SAMLLogoutX509CertificatePrivateKeyPassword2 - The private key used to utilise the certificate to the sign the request. The key must be encoded using the Portal Configuration tool.
SAMLIDPUserHomePageUrl - The URL of the login page of the IDP which is to be used only if there is a logout failure. The link will be used to redirect the user so a manual logout can be performed.
Info |
---|
1 The SAML signing certificate needs to be in Base-64 encoded X.509 (.CER) format. If required, the supplied certificate format can be adjusted by importing to Windows Certificate Manager console then exporting the file. 2 Optional Parameters |
Setup Config XML Files (For SAML Prior to v68)
Common Configuration:
SAMLSSOHttpUrl - The application url defined when configuring the IDP. This is normally a generated url of which this application uses to authenticate with the IDP.
SAMLLogoutHttpUrl - Logout url of IdP to end Synergetic and IdP session. When user logout from SynWeb user will get redirected to this url (please note this is not just for purpose of redirection but actually to end user's session). E.g. https://synergetic.okta.com/login/signout, https://app.onelogin.com/logout
SAMLX509CertificatePath - Copy the SAML signing certificate to a subfolder of the website, normally per example (including tilde prefix): ~/Site/Certificates/yourcertname.crt 1
SAMLRequestFormat - Set Base64 to pass plain Base64 encoded string or Base64Deflate to pass compressed Base64 encoded string message. Default value: Base64Deflate
ClaimAttributeName - Set SAML response claim attribute name linked to the IDP response. Supported values are (case sensitive - use same naming as generated in saml response - e.g. iDAMGuid):
NameID (Default) Value maps to any of (Network Login, Config User Login Name, IdamLogin or CommunityGUID)

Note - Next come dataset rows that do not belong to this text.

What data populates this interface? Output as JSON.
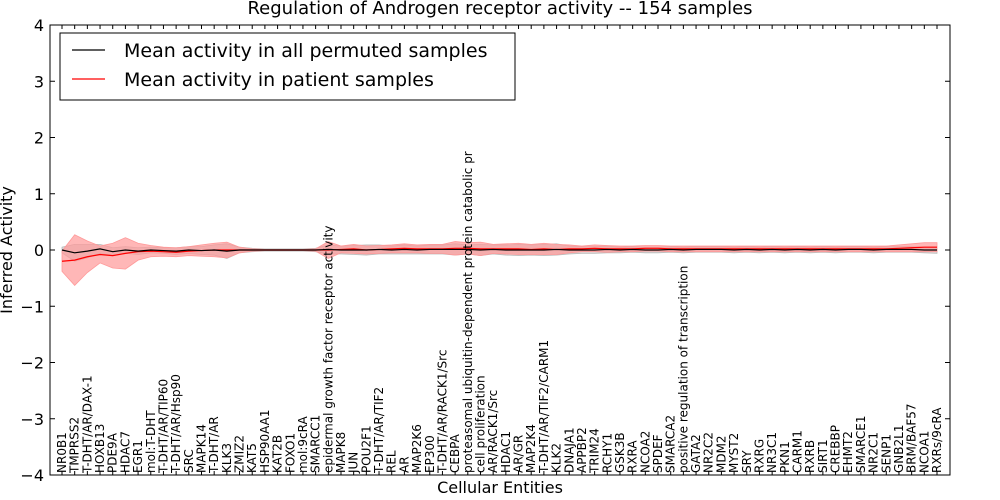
{
  "chart_data": {
    "type": "line",
    "title": "Regulation of Androgen receptor activity -- 154 samples",
    "xlabel": "Cellular Entities",
    "ylabel": "Inferred Activity",
    "ylim": [
      -4,
      4
    ],
    "yticks": [
      -4,
      -3,
      -2,
      -1,
      0,
      1,
      2,
      3,
      4
    ],
    "ytick_labels": [
      "−4",
      "−3",
      "−2",
      "−1",
      "0",
      "1",
      "2",
      "3",
      "4"
    ],
    "legend_position": "top-left",
    "categories": [
      "NR0B1",
      "TMPRSS2",
      "T-DHT/AR/DAX-1",
      "HOXB13",
      "PDE9A",
      "HDAC7",
      "EGR1",
      "mol:T-DHT",
      "T-DHT/AR/TIP60",
      "T-DHT/AR/Hsp90",
      "SRC",
      "MAPK14",
      "T-DHT/AR",
      "KLK3",
      "ZMIZ2",
      "KAT5",
      "HSP90AA1",
      "KAT2B",
      "FOXO1",
      "mol:9cRA",
      "SMARCC1",
      "epidermal growth factor receptor activity",
      "MAPK8",
      "JUN",
      "POU2F1",
      "T-DHT/AR/TIF2",
      "REL",
      "AR",
      "MAP2K6",
      "EP300",
      "T-DHT/AR/RACK1/Src",
      "CEBPA",
      "proteasomal ubiquitin-dependent protein catabolic pr",
      "cell proliferation",
      "AR/RACK1/Src",
      "HDAC1",
      "AR/GR",
      "MAP2K4",
      "T-DHT/AR/TIF2/CARM1",
      "KLK2",
      "DNAJA1",
      "APPBP2",
      "TRIM24",
      "RCHY1",
      "GSK3B",
      "RXRA",
      "NCOA2",
      "SPDEF",
      "SMARCA2",
      "positive regulation of transcription",
      "GATA2",
      "NR2C2",
      "MDM2",
      "MYST2",
      "SRY",
      "RXRG",
      "NR3C1",
      "PKN1",
      "CARM1",
      "RXRB",
      "SIRT1",
      "CREBBP",
      "EHMT2",
      "SMARCE1",
      "NR2C1",
      "SENP1",
      "GNB2L1",
      "BRM/BAF57",
      "NCOA1",
      "RXRs/9cRA"
    ],
    "series": [
      {
        "name": "Mean activity in all permuted samples",
        "color": "#000000",
        "band_color": "#bbbbbb",
        "values": [
          0.0,
          -0.05,
          -0.02,
          0.02,
          -0.03,
          0.0,
          -0.02,
          0.0,
          -0.01,
          -0.02,
          0.0,
          -0.01,
          0.0,
          -0.02,
          0.0,
          0.0,
          0.0,
          0.0,
          0.0,
          0.0,
          0.0,
          0.01,
          0.0,
          0.0,
          0.0,
          0.01,
          0.0,
          0.01,
          0.0,
          0.01,
          0.01,
          0.01,
          0.01,
          0.0,
          0.01,
          0.0,
          0.0,
          0.0,
          0.0,
          0.01,
          0.0,
          0.0,
          0.0,
          0.01,
          0.0,
          0.01,
          0.0,
          0.0,
          0.01,
          0.0,
          0.01,
          0.01,
          0.01,
          0.0,
          0.01,
          0.0,
          0.01,
          0.0,
          0.01,
          0.0,
          0.01,
          0.0,
          0.01,
          0.01,
          0.0,
          0.01,
          0.01,
          0.01,
          0.0,
          0.0
        ],
        "band": [
          0.05,
          0.15,
          0.12,
          0.08,
          0.07,
          0.06,
          0.06,
          0.05,
          0.05,
          0.06,
          0.06,
          0.07,
          0.09,
          0.13,
          0.05,
          0.03,
          0.02,
          0.02,
          0.02,
          0.02,
          0.03,
          0.08,
          0.07,
          0.08,
          0.09,
          0.08,
          0.07,
          0.08,
          0.07,
          0.08,
          0.08,
          0.1,
          0.08,
          0.1,
          0.08,
          0.09,
          0.1,
          0.09,
          0.1,
          0.1,
          0.07,
          0.06,
          0.06,
          0.06,
          0.05,
          0.05,
          0.05,
          0.05,
          0.05,
          0.05,
          0.05,
          0.05,
          0.05,
          0.05,
          0.05,
          0.05,
          0.05,
          0.05,
          0.05,
          0.05,
          0.05,
          0.05,
          0.05,
          0.05,
          0.05,
          0.05,
          0.05,
          0.05,
          0.05,
          0.06
        ]
      },
      {
        "name": "Mean activity in patient samples",
        "color": "#ff0000",
        "band_color": "#ff9999",
        "values": [
          -0.2,
          -0.18,
          -0.12,
          -0.08,
          -0.1,
          -0.06,
          -0.03,
          -0.02,
          -0.03,
          -0.04,
          -0.02,
          -0.01,
          0.0,
          0.0,
          0.0,
          0.0,
          0.0,
          0.0,
          0.0,
          0.0,
          0.0,
          0.0,
          0.01,
          0.02,
          0.0,
          0.01,
          0.02,
          0.03,
          0.02,
          0.02,
          0.02,
          0.03,
          0.03,
          0.02,
          0.02,
          0.02,
          0.02,
          0.01,
          0.02,
          0.01,
          0.02,
          0.02,
          0.03,
          0.02,
          0.02,
          0.02,
          0.03,
          0.03,
          0.02,
          0.02,
          0.02,
          0.02,
          0.02,
          0.02,
          0.02,
          0.02,
          0.02,
          0.02,
          0.02,
          0.02,
          0.02,
          0.02,
          0.02,
          0.02,
          0.02,
          0.02,
          0.03,
          0.04,
          0.05,
          0.05
        ],
        "band": [
          0.18,
          0.45,
          0.28,
          0.15,
          0.22,
          0.28,
          0.15,
          0.1,
          0.08,
          0.08,
          0.08,
          0.1,
          0.12,
          0.14,
          0.05,
          0.02,
          0.01,
          0.01,
          0.01,
          0.01,
          0.02,
          0.15,
          0.06,
          0.08,
          0.07,
          0.07,
          0.07,
          0.08,
          0.07,
          0.08,
          0.08,
          0.12,
          0.1,
          0.12,
          0.08,
          0.09,
          0.1,
          0.09,
          0.1,
          0.09,
          0.07,
          0.05,
          0.06,
          0.06,
          0.05,
          0.05,
          0.05,
          0.05,
          0.05,
          0.05,
          0.05,
          0.05,
          0.05,
          0.05,
          0.05,
          0.05,
          0.05,
          0.05,
          0.05,
          0.05,
          0.05,
          0.05,
          0.05,
          0.05,
          0.05,
          0.05,
          0.06,
          0.07,
          0.08,
          0.08
        ]
      }
    ]
  }
}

IdamGUID Value from claims/IdamGUID mapped to Synergetic Community.IdamGUID. This is custom claim attribute.
NetworkLogin
Name
Info |
---|
1 The SAML signing certificate needs to be in Base-64 encoded X.509 (.CER) format. If required, the supplied certificate format can be adjusted by importing to Windows Certificate Manager console then exporting the file. |
SynWeb
Set parameters stated below in the Synergetic.xml file specific to SynWeb:
AuthenticationMode=SAML
OverrideUserName - Create a user (if does not exists) zSynWeb, with db_owner permissions to SynergyOne, SynergyOneFinance and SynergyOneMedia Database. zSynWeb will be the database role/user that SAML mode authenticates with.
OverridePassword=<<password>>
SynWebLoginHttpUrl - Url you use to login to SynWeb. E.g.https://synweb.schools.edu.au/login.aspx (this needs to be same as you specified in application connection when configuring IDP
Community Portal
Set parameters stated below in SynCommPortal.xml file:
AuthenticationMode=14 - Mode 14 enables Community Portal's SAML authentication mode.

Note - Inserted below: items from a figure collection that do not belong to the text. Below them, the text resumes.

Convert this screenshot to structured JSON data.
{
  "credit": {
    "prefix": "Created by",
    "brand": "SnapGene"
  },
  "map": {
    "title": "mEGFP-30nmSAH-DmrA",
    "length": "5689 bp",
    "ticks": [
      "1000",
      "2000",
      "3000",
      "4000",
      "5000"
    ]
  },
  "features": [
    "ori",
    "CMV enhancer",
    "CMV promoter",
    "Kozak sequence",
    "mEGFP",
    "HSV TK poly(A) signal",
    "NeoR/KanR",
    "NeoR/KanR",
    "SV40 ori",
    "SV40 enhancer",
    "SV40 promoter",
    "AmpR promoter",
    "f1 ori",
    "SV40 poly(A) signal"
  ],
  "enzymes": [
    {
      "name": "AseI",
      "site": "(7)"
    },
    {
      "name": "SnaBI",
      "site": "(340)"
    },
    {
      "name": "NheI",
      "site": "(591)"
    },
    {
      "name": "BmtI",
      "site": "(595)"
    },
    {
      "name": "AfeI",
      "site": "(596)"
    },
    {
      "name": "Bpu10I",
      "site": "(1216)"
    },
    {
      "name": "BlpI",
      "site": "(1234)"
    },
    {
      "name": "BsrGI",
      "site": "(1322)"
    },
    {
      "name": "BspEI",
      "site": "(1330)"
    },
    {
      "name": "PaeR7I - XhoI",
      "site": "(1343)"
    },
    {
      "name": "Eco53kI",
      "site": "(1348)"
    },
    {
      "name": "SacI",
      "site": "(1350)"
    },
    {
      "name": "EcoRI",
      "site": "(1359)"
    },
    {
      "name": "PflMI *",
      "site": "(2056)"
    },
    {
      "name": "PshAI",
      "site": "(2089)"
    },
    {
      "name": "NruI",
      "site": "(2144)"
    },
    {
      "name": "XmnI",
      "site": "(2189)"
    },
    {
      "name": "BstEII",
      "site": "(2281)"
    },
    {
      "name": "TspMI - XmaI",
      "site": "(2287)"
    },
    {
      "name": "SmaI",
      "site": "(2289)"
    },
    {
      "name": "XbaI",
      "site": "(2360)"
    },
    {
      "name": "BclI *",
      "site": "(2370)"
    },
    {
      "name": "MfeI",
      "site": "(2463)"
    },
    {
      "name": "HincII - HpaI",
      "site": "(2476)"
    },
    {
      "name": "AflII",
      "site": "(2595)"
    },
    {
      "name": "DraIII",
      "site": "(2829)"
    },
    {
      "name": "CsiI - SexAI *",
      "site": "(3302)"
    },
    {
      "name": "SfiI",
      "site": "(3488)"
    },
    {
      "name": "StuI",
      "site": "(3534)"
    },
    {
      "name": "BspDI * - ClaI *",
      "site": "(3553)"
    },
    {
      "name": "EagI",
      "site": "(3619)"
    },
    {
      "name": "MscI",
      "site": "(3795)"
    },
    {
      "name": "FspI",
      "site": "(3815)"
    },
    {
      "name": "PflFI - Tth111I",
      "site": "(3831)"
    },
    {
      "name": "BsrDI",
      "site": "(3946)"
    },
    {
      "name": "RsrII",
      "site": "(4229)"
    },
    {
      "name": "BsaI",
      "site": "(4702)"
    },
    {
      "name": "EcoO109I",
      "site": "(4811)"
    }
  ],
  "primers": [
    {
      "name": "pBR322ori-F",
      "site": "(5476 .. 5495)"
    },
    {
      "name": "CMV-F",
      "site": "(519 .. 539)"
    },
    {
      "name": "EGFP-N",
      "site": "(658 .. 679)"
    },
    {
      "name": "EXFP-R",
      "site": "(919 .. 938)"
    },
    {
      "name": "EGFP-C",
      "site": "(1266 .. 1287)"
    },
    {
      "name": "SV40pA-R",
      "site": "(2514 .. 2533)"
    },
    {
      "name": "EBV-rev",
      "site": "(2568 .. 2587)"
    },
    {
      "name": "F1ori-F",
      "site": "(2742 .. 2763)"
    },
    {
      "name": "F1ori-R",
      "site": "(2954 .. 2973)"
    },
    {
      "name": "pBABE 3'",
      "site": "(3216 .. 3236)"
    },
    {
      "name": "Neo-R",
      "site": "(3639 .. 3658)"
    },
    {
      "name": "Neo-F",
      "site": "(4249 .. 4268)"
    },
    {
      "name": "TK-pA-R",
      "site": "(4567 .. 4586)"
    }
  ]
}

CommunityPortalLoginHttpUrl - Url you use to login to community portal. E.g.https://synportal.schools.edu.au/login.aspx (this needs to be same as you specified in application connection in step 2)
Miscellaneous
Setup Certificates
Download X509 Certificate from IdP and place them in Community Portal's ~/Site/Certificates directory (create Certificates directory if doesn't exist).
The SAML signing token needs to be in Base-64 encoded X.509 (.CER) format. If required, the supplied certificate format can be adjusted by importing to Windows Certificate Manager console then exporting the file.